Per questo conviene guardare con tutta la diffidenza critica di cui siamo capaci a coloro che teorizzano la critica fuori dalla contraddizione anziché raccontarci le loro peripezie qualitative nella tensione dialettica ai limiti della stessa contraddizione. Chiunque, in qualche modo, si ponga come sciamano dispensiere di verità preziose al “volgo malato e miserabile”, tradisce la fuga da se stesso nella proiezione sugli altri delle proprie miserie. Non meno di chi si batte cristianamente il petto vomitando nauseanti apologie del progresso di questo presente.

I nostri gesti mancati, i nostri progetti frustrati e le nostre analisi stentate hanno da ritrovare l’avidità qualitativa con la quale esprimere senza limiti né false modestie la fame di senso e di critica che scava i nostri corpi.

Il movimento di rifiuto dell’esistente si pone come rivoluzionario solo facendo piazza pulita dei suoi preti che pretendono di inventare un nuovo potere collettivo nella prospettiva mafiosa di poterlo gestire come avanguardia.


59. Emerge nella soggettività generalizzata e socializzata il corpo rivoluzionario della questione sociale: il proletariato come soggetto.

Oltre l’ambiguità di un termine “proletariato”, storicamente legato alla sconfitta storica del movimento operaio rivoluzionario.
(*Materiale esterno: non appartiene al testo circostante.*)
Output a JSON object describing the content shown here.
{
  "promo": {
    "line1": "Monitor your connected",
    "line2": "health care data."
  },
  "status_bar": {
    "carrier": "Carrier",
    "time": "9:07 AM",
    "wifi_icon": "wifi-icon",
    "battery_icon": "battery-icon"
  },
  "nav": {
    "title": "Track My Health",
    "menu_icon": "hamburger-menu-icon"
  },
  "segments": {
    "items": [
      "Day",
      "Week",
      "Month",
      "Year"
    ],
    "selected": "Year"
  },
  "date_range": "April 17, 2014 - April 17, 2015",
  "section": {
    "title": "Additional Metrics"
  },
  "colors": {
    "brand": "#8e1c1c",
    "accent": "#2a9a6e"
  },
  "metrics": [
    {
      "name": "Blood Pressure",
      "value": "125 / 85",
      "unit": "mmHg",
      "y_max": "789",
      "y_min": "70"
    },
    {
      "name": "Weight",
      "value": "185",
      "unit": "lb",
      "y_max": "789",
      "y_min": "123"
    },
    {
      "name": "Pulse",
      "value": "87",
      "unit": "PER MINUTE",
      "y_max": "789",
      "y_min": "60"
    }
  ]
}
Ambiguità comunque necessaria a porre sul terreno della critica sia l’esigenza di non sfuggire la propria storia sia quella di non riprodurre fantasmi, ma di uscire dai propri incubi per dare finalmente un corpo cosciente ai propri sogni.

Quando potremo finalmente sentire come superata dall’esprimersi di una soggettività radicalmente eccessiva, l’affermazione di Marx che “il mondo possiede da tempo il sogno di una cosa di cui deve soltanto possedere la coscienza per possederla realmente”?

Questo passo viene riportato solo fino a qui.